If Convicted in Georgia, Trump Won’t Be Eligible for a Pardon for Five Years

Following Fulton County District Attorney Fanni Willis’ announcement of indictments of Donald Trump and 18 of Trump’s associates, the former president now faces 91 criminal charges across four criminal cases. While each respective case carries its own unique legal hurdles from Trump and his team of legal counsel, Georgia’s legal system is structured with an independent board that grants or denies requests for pardons.

Under Georgia’s racketeering law: A conviction comes with a mandatory minimum prison term of five years, and under Georgia’s constitution, Gov. Brian Kemp doesn’t have the authority to pardon the former president.
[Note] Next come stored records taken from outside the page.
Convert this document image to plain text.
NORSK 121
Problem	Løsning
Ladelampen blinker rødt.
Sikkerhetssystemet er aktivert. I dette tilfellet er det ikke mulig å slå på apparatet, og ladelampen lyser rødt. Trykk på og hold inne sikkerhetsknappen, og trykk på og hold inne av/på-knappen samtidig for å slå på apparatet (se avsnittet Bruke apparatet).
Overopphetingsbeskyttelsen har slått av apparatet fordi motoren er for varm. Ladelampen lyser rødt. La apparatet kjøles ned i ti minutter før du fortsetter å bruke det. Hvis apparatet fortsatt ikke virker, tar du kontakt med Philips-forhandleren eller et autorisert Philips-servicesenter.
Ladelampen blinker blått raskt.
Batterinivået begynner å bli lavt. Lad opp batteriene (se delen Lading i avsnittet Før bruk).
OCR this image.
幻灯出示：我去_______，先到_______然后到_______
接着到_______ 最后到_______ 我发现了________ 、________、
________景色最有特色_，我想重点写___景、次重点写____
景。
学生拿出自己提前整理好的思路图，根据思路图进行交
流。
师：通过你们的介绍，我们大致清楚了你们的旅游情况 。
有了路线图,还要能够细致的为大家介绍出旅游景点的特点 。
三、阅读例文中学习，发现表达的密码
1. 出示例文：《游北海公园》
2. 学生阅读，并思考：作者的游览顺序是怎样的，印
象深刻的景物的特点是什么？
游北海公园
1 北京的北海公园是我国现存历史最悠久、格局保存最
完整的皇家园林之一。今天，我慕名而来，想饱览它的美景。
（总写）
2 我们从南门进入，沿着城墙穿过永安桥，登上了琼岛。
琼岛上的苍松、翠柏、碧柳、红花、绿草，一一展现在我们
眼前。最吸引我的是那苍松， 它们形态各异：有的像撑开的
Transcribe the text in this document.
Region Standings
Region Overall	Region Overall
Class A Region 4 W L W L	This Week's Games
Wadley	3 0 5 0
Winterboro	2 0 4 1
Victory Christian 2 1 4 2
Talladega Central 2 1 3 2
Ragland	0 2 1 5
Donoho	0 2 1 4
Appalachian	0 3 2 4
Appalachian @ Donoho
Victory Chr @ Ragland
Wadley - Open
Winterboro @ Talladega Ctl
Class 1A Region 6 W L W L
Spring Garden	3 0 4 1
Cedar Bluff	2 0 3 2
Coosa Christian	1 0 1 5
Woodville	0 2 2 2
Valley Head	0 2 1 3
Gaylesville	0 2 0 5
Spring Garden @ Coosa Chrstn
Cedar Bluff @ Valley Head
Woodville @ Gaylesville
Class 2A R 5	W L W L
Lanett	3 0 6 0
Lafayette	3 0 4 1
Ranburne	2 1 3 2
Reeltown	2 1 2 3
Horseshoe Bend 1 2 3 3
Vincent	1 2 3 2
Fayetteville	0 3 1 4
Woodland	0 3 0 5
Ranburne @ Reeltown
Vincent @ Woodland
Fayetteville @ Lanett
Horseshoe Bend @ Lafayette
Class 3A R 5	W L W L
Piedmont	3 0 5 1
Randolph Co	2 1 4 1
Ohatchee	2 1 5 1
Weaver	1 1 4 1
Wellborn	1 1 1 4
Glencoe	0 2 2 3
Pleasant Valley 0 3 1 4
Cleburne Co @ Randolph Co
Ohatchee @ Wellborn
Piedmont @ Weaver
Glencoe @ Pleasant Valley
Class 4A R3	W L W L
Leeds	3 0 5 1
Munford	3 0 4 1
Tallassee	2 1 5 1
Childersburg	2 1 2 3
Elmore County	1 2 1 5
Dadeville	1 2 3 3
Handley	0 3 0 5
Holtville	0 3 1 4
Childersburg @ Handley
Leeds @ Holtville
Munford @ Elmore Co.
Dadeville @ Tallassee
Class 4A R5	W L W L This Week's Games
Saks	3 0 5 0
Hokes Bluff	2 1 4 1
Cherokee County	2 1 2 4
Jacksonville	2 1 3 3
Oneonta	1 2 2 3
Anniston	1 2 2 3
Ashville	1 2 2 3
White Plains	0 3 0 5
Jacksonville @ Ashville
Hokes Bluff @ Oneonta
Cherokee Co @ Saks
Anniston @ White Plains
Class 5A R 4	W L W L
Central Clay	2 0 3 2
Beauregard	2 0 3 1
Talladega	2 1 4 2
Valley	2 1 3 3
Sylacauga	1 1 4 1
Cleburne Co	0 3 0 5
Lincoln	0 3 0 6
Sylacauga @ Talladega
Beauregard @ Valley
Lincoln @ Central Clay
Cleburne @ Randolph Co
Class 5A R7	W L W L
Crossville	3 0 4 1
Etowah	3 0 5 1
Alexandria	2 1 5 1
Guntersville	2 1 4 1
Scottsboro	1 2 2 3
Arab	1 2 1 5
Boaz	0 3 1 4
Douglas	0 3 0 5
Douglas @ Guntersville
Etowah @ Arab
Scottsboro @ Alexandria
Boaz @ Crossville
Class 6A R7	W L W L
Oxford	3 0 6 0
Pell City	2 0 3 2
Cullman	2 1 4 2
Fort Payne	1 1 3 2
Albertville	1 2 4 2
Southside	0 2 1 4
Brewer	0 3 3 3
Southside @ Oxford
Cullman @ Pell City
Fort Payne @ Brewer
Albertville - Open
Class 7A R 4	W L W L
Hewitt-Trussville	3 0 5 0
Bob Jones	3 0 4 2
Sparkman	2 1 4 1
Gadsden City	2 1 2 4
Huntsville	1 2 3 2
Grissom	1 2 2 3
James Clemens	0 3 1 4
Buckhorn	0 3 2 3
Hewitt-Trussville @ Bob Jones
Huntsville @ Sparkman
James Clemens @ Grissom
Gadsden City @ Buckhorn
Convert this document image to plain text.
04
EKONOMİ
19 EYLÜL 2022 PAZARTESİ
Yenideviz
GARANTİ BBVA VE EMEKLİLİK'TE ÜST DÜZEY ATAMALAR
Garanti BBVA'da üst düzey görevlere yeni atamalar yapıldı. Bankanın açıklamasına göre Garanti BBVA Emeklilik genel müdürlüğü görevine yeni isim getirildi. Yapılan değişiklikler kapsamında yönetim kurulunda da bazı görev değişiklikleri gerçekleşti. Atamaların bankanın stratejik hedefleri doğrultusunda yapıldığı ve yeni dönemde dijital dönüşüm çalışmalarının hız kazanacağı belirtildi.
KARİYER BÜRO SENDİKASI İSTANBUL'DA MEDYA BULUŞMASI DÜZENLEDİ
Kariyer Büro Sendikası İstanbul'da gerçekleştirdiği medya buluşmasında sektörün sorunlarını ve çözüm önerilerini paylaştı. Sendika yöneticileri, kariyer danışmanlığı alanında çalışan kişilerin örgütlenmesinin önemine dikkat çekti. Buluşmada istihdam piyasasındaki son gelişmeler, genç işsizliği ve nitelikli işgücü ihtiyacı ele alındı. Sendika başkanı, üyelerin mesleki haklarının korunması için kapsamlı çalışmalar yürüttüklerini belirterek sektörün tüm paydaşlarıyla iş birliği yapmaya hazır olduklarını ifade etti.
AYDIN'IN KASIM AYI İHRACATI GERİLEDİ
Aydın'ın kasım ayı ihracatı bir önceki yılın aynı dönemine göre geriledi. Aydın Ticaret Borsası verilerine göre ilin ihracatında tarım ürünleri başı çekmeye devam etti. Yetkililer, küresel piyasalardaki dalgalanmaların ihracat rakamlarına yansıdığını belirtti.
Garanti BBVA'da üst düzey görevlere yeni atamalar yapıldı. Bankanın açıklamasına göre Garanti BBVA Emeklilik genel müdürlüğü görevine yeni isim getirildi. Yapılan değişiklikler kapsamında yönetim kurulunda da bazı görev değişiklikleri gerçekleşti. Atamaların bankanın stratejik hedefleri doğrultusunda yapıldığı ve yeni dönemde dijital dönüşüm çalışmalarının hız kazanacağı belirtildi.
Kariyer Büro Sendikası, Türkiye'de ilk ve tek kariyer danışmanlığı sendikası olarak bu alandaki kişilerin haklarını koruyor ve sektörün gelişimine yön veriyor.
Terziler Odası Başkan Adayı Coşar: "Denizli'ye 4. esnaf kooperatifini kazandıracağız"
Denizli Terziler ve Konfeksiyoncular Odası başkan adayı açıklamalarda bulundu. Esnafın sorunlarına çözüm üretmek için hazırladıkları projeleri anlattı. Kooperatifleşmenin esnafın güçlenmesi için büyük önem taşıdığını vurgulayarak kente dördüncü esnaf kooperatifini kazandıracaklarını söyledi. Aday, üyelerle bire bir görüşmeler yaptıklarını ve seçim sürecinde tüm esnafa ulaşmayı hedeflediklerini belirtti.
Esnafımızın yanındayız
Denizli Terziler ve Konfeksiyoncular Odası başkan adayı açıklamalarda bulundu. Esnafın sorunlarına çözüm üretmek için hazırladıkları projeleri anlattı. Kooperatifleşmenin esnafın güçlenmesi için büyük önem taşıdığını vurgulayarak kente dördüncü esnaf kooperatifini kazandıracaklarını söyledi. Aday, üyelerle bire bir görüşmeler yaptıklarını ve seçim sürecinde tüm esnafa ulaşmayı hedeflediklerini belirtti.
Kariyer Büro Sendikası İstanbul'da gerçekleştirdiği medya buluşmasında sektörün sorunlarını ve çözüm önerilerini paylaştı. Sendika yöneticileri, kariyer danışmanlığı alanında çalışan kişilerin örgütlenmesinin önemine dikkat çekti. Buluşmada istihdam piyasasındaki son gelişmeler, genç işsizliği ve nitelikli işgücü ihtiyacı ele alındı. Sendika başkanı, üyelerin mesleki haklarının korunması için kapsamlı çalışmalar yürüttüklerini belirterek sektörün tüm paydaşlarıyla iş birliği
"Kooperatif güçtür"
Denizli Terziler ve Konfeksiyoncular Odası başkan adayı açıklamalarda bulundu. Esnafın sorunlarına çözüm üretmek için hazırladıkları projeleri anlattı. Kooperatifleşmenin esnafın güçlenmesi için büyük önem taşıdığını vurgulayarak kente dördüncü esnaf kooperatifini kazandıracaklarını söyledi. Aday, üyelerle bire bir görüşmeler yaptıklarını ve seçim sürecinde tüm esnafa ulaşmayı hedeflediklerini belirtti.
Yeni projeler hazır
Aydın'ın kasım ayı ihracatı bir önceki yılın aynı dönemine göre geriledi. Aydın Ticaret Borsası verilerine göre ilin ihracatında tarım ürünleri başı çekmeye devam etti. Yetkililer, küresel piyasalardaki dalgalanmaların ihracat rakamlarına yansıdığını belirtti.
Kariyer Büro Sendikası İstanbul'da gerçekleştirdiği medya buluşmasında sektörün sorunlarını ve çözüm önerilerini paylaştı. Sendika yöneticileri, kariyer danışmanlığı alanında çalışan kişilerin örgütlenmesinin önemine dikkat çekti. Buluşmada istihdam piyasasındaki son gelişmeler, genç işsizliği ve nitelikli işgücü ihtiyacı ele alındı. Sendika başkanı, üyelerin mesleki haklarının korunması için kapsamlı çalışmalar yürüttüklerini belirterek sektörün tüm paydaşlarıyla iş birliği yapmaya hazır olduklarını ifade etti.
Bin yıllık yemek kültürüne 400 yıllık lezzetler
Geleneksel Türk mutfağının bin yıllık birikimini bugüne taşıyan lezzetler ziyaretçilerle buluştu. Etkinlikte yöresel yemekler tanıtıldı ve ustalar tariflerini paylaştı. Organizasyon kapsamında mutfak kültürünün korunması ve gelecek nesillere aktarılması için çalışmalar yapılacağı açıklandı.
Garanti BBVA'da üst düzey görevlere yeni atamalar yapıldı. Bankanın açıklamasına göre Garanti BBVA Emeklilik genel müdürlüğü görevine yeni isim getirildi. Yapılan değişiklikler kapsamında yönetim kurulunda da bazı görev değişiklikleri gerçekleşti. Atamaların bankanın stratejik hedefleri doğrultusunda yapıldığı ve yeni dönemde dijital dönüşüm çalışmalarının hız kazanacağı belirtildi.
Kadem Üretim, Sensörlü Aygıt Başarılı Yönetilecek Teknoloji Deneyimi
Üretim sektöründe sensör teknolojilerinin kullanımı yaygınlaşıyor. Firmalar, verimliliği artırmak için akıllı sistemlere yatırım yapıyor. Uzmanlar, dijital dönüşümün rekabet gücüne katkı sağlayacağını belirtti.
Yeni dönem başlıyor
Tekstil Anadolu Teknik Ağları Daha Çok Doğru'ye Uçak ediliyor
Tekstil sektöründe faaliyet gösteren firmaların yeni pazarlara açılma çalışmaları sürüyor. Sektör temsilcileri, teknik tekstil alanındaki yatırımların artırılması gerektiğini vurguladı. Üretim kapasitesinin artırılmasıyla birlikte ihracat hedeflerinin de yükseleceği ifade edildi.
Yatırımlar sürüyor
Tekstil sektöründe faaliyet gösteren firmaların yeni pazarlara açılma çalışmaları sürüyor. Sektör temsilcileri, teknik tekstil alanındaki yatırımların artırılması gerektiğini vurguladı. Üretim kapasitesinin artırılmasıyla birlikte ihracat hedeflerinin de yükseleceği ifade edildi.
Earlier today, Trump posted on his social media platform, “A Large, Complex, Detailed but Irrefutable REPORT on the Presidential Election Fraud which took place in Georgia is almost complete & will be presented by me at a major News Conference at 11:00 A.M. on Monday of next week in Bedminster, New Jersey.” Gov. Kemp rebuked Trump’s renewed claims of election fraud in Georgia. Kemp tweeted: The 2020 election in Georgia was not stolen. For nearly three years now, anyone with evidence of fraud has failed to come forward – under oath – and prove anything in a court of law. Our elections in Georgia are secure, accessible, and fair and will continue to be as long as I am governor. The future of our country is at stake in 2024 and that must be our focus.

Gwen Keyes Fleming, a former DeKalb County District Attorney, told the Wall Street Journal, “Georgia’s RICO statute, because of the breadth of it, allows the prosecutor to tell the whole story: the who, what, when, where and how.”